Whether it was one-on-one with colleagues—young or old—or at the lectern of a scholarly symposium or a small town public library, or on national television, William Seale conveyed an enthusiasm for his subject that was inspirational. “Bill Seale was a national treasure,” says C-SPAN Co-CEO Susan Swain. “As a historian, author, and educator, Bill combines a passion for historic preservation with his encyclopedic knowledge of the White House and its inhabitants and his Southern gift for storytelling.”
Less well known to his colleagues in the fields of history and preservation were William Seale’s contributions to landscape history and the humane treatment of animals.
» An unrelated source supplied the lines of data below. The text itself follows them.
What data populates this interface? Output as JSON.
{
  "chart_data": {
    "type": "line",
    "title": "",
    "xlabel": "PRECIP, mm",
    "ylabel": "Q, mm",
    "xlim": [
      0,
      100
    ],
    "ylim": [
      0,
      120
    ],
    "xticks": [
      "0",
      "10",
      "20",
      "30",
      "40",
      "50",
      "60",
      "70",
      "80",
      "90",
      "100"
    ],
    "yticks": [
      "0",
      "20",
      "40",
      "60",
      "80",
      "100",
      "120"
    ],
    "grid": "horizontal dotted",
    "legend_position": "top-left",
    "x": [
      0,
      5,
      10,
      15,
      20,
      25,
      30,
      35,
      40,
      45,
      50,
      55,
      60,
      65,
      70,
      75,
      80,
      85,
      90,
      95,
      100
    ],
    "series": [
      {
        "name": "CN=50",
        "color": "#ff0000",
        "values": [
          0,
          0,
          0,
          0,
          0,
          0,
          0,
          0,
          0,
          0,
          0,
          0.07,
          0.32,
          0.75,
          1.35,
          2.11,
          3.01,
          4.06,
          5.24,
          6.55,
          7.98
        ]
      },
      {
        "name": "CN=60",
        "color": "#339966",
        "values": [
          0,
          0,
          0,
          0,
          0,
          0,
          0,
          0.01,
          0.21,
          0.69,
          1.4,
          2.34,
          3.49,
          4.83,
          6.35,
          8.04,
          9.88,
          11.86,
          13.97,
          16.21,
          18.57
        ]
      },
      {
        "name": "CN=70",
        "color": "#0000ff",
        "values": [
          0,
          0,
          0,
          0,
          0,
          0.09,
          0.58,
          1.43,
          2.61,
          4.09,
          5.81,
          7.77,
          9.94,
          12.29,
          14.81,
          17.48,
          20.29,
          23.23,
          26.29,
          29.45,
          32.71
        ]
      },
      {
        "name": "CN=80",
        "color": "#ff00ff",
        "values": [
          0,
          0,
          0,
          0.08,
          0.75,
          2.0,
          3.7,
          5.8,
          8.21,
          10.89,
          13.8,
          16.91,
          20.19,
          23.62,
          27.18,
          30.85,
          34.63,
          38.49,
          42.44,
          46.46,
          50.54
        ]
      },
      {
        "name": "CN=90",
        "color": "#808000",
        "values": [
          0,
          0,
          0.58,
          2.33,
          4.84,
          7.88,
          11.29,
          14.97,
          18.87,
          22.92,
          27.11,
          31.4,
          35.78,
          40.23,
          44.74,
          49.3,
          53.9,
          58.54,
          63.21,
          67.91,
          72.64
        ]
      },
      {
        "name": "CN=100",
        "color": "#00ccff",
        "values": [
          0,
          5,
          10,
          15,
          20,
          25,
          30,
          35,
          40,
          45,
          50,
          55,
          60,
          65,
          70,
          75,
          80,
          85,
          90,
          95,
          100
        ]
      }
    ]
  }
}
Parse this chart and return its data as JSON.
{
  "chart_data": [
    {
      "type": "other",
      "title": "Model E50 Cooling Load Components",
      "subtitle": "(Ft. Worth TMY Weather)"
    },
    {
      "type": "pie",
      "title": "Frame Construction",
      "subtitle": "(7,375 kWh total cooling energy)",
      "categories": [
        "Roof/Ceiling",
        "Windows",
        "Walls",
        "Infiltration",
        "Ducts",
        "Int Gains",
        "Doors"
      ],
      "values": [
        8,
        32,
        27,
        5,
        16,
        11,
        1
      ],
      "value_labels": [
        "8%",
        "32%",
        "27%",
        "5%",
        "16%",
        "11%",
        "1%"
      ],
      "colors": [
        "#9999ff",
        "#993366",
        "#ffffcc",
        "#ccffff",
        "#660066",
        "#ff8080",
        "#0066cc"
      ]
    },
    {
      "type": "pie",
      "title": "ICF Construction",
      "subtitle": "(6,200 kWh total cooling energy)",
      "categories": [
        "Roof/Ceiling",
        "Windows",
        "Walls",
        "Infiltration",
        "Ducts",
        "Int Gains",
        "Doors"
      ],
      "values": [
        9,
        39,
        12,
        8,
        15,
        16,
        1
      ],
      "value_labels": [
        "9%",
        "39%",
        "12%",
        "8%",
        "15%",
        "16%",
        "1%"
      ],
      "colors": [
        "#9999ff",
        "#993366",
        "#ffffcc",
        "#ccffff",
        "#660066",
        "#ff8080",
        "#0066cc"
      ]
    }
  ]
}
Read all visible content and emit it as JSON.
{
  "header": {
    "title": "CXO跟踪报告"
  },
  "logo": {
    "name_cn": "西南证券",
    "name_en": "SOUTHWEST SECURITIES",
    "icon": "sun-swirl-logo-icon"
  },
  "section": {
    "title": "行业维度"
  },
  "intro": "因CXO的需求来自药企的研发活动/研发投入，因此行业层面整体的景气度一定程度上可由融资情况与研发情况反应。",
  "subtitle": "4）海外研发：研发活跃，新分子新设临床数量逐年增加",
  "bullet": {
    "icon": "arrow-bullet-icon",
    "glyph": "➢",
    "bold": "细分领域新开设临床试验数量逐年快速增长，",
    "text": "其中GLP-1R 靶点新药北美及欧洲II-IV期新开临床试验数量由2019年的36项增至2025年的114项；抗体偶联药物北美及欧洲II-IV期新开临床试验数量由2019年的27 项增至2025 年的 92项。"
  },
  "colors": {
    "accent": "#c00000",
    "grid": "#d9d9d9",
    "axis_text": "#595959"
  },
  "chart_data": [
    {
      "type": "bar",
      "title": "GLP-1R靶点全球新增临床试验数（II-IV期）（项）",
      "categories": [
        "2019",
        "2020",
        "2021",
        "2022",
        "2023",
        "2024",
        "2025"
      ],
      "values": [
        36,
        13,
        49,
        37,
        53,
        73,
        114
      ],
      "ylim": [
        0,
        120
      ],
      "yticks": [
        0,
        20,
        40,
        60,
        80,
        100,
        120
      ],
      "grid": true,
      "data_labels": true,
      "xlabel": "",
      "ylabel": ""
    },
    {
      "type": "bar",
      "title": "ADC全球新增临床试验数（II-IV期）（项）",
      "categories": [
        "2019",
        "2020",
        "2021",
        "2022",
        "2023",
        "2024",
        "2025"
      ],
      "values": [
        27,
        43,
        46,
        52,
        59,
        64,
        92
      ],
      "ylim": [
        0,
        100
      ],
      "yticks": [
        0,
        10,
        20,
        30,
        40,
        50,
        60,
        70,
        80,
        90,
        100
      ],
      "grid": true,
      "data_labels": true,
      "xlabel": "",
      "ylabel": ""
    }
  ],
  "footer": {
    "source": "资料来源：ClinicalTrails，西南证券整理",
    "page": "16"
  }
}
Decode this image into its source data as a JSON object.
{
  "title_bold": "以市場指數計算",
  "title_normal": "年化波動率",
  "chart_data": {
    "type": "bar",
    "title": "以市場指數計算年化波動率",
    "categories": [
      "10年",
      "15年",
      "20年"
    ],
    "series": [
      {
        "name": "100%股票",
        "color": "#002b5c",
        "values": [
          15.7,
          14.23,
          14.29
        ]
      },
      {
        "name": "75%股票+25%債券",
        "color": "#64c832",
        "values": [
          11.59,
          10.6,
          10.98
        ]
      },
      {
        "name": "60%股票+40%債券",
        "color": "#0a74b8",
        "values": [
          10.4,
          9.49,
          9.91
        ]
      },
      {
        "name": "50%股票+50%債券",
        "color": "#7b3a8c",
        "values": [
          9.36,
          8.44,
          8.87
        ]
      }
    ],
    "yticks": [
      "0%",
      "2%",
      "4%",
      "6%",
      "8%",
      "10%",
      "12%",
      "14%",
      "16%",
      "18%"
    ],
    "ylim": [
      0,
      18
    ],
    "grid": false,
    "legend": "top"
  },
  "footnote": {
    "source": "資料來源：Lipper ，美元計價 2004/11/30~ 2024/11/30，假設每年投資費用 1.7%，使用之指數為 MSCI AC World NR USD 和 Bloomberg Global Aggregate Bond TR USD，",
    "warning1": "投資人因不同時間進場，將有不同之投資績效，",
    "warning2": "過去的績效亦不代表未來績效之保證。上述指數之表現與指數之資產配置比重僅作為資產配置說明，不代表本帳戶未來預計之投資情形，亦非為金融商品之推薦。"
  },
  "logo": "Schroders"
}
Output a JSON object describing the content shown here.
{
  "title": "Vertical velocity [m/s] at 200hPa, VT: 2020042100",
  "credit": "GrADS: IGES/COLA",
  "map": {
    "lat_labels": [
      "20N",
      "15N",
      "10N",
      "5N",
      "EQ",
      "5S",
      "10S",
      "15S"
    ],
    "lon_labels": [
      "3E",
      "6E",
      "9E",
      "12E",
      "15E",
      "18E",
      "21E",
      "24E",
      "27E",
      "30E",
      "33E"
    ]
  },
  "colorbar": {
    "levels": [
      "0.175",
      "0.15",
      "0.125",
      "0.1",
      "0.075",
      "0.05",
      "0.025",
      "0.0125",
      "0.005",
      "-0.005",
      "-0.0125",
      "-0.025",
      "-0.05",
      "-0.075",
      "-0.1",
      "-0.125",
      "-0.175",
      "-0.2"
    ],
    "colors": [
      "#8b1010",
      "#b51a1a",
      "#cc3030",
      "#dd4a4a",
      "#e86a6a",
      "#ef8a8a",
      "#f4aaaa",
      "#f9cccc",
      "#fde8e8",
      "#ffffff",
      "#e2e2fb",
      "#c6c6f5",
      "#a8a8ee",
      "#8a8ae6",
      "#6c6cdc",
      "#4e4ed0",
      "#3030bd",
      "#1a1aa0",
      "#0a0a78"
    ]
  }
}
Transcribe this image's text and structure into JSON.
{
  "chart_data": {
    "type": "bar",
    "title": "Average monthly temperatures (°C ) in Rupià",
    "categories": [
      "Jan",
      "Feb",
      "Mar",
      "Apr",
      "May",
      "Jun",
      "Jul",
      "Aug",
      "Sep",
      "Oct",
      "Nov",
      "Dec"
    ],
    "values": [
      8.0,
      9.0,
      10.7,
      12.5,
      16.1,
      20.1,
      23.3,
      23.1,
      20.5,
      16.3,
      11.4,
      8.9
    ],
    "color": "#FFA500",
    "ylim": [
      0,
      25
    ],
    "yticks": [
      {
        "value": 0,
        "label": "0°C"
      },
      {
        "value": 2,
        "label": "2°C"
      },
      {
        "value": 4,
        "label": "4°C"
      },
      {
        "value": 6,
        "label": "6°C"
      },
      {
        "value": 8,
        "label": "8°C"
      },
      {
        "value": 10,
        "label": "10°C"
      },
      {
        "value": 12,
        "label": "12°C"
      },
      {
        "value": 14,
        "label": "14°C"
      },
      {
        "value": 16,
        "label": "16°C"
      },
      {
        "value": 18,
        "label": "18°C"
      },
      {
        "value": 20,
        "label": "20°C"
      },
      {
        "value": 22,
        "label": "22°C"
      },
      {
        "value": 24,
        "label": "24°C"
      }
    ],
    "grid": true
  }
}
His book on The Garden Club of America: One Hundred Years of a Growing Legacy was released by Smithsonian Press in 2013. As a timber farmer in east Texas, Seale took in, nurtured, and advocated for the dozens of abandoned hunting dogs who sought refuge on his property. That he saw the best in everyone was true not only for the people in his life, but for the unfortunate animals he befriended.
“History teaches perspective,” William Seale once said. “In the avalanche of words that rush over us now from the printed page and television, perspective is important. . . . You’ve got to be able to judge to live in a free society. History helps with your thinking. And three-dimension history—houses, etc.—help with that all-important and life-enriching historical imagination.”